Taking the very modest revenue increases forecast two weeks ago, the plan expected to reach the Senate floor Thursday would add $96 million in spending to the $33.6 billion set aside for the current two-year budget. Most of the new money would be dedicated to youth-related expenditures, notably K-12 education, $38 million; child care, $25 million; and child mental health, $7 million.
Scholarships for students pursuing degrees in science, technology or math would get a $25 million infusion; financial aid for service members and the children of undocumented immigrants – the Real Hope Act – another $5 million.
Teachers, for the fifth year in a row, will not get a pay hike.
An alternative budget from minority Democrats would reward that dependable constituency with a 1 percent pay bump, and cover the $74 million cost by eliminating four tax breaks worth about $100 million.
Gov. Jay Inslee and House Democrats are equally anxious to reward educators.

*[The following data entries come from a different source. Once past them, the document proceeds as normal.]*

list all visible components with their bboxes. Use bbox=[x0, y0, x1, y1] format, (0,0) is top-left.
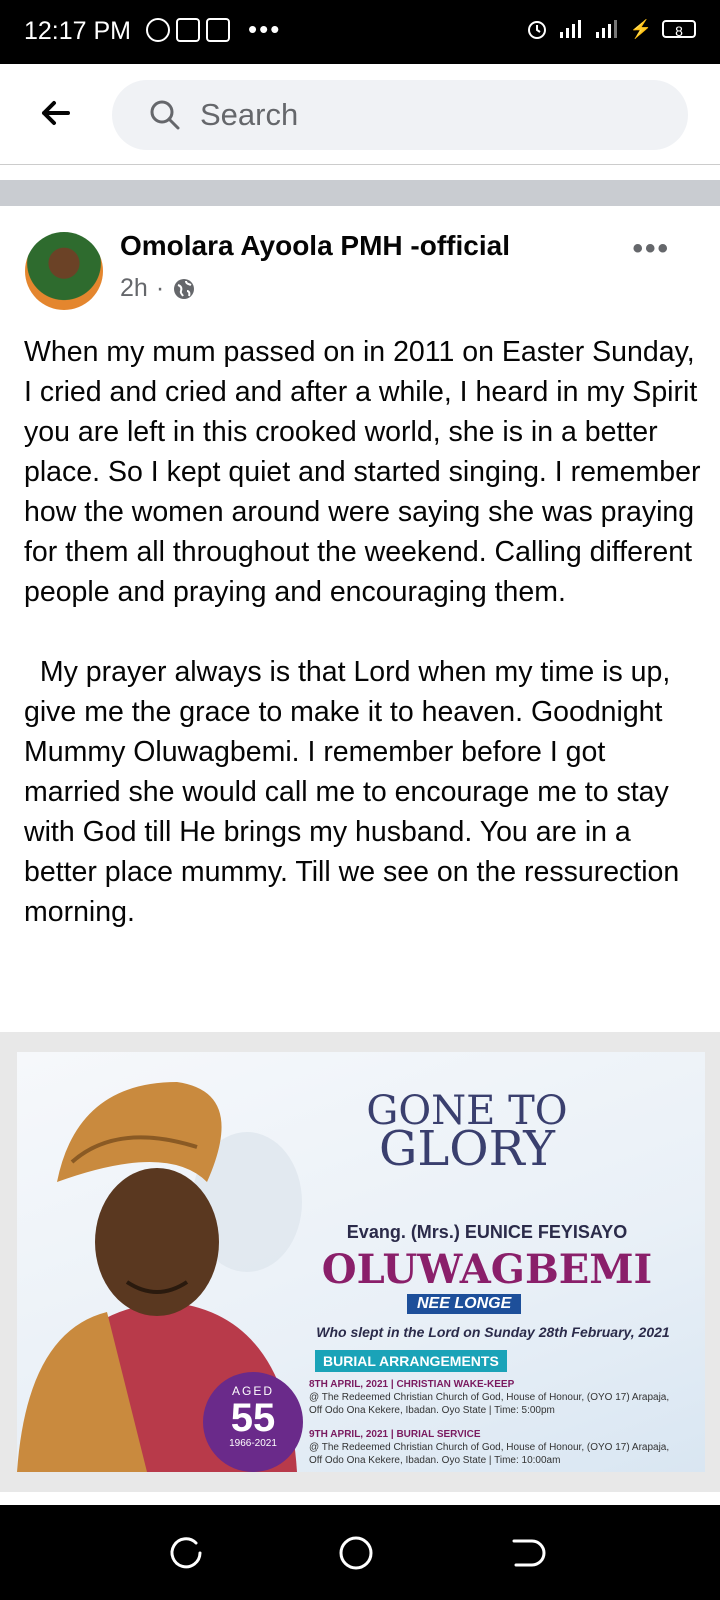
status-bar: 12:17 PM ••• ⚡ 8 bbox=[0, 0, 720, 64]
system-status-icons: ⚡ 8 bbox=[526, 18, 696, 40]
post-time[interactable]: 2h bbox=[120, 274, 148, 303]
post-photo-frame: GONE TO GLORY Evang. (Mrs.) EUNICE FEYISA… bbox=[0, 1032, 720, 1492]
poster-slept-line: Who slept in the Lord on Sunday 28th Feb… bbox=[316, 1324, 670, 1340]
post-card: Omolara Ayoola PMH -official 2h · ••• Wh… bbox=[0, 206, 720, 1506]
meta-separator: · bbox=[155, 274, 165, 302]
back-arrow-icon[interactable] bbox=[38, 96, 72, 130]
globe-icon bbox=[174, 278, 195, 299]
post-meta: 2h · bbox=[120, 274, 196, 303]
search-bar[interactable]: Search bbox=[112, 80, 688, 150]
signal-2-icon bbox=[595, 20, 617, 38]
charging-icon: ⚡ bbox=[629, 18, 652, 39]
poster-age-badge: AGED 55 1966-2021 bbox=[203, 1372, 303, 1472]
search-placeholder: Search bbox=[200, 97, 299, 132]
post-paragraph-1: When my mum passed on in 2011 on Easter … bbox=[24, 336, 714, 608]
more-notifications-icon: ••• bbox=[248, 14, 282, 44]
feed-divider bbox=[0, 180, 720, 206]
poster-event-1-details: @ The Redeemed Christian Church of God, … bbox=[309, 1392, 670, 1416]
back-nav-icon[interactable] bbox=[506, 1533, 546, 1573]
memorial-poster-image[interactable]: GONE TO GLORY Evang. (Mrs.) EUNICE FEYISA… bbox=[17, 1052, 705, 1472]
app-notification-icon bbox=[206, 18, 230, 42]
poster-age: 55 bbox=[230, 1396, 276, 1440]
poster-years: 1966-2021 bbox=[229, 1438, 277, 1449]
poster-burial-title: BURIAL ARRANGEMENTS bbox=[315, 1350, 507, 1372]
news-notification-icon bbox=[176, 18, 200, 42]
home-icon[interactable] bbox=[336, 1533, 376, 1573]
post-author[interactable]: Omolara Ayoola PMH -official bbox=[120, 230, 510, 262]
poster-glory: GLORY bbox=[379, 1121, 555, 1177]
poster-event-1-title: 8TH APRIL, 2021 | CHRISTIAN WAKE-KEEP bbox=[309, 1379, 515, 1390]
tiktok-notification-icon bbox=[146, 18, 170, 42]
signal-icon bbox=[559, 20, 581, 38]
poster-nee-badge: NEE LONGE bbox=[407, 1294, 522, 1314]
status-time: 12:17 PM bbox=[24, 17, 132, 45]
poster-event-1: 8TH APRIL, 2021 | CHRISTIAN WAKE-KEEP @ T… bbox=[309, 1378, 679, 1417]
poster-event-2-details: @ The Redeemed Christian Church of God, … bbox=[309, 1442, 670, 1466]
battery-icon: 8 bbox=[662, 20, 696, 39]
poster-event-2: 9TH APRIL, 2021 | BURIAL SERVICE @ The Re… bbox=[309, 1428, 679, 1467]
search-icon bbox=[150, 100, 180, 130]
avatar[interactable] bbox=[25, 232, 103, 310]
poster-surname: OLUWAGBEMI bbox=[321, 1246, 653, 1293]
post-paragraph-2: My prayer always is that Lord when my ti… bbox=[24, 656, 688, 928]
poster-event-2-title: 9TH APRIL, 2021 | BURIAL SERVICE bbox=[309, 1429, 481, 1440]
poster-heading: GONE TO GLORY bbox=[357, 1091, 577, 1177]
alarm-icon bbox=[527, 21, 546, 39]
top-bar: Search bbox=[0, 64, 720, 165]
notification-icons bbox=[146, 18, 230, 42]
post-body: When my mum passed on in 2011 on Easter … bbox=[24, 332, 704, 932]
system-navigation-bar bbox=[0, 1505, 720, 1600]
poster-name-line: Evang. (Mrs.) EUNICE FEYISAYO bbox=[346, 1222, 628, 1242]
post-options-button[interactable]: ••• bbox=[632, 232, 670, 266]
recents-icon[interactable] bbox=[166, 1533, 206, 1573]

But Senate Democrats did their duty by teachers last week by helping sink a change in their evaluations that puts $44 million at risk unless the U.S. Department of Education grants the state another year of grace. Revisiting that error – and Republicans share the blame – would protect the Washington urban school districts that will suffer most if the evaluation problem is not resolved.
The House Democrats can push for higher spending, but the Republicans don’t have to push back. With so little money in play compared with the total biennial budget, the only motivation they have to act at all is the McCleary decision, and the state Supreme Court’s insistence the Legislature comply with that 2012 ruling.
Fully funding K-12 education, as the state constitution requires, may ultimately add $5 billion a year to spending. The justices want to see a plan by April 30 that will show them how the lawmakers and governor intend to get there. None of the budgets on the table so far – the House Democrats will release theirs later this week – is likely to satisfy the court that there is much enthusiasm for making the necessary spending and tax decisions.
The same unwillingness between Democrats and Republicans to address reform and taxation has also paralyzed progress on a much-needed transportation package.
The coalition’s supplemental budget proposal may or may not convince the Supreme Court that lawmakers are serious about meeting their constitutional obligation to fully fund schools. But, as far as it goes, it makes the right choices: The state’s children are the primary beneficiaries, and the one major tax incentive the plan preserves – for research and development – is needed.
The problem with unambition is this: Washington’s challenges go unresolved for another year.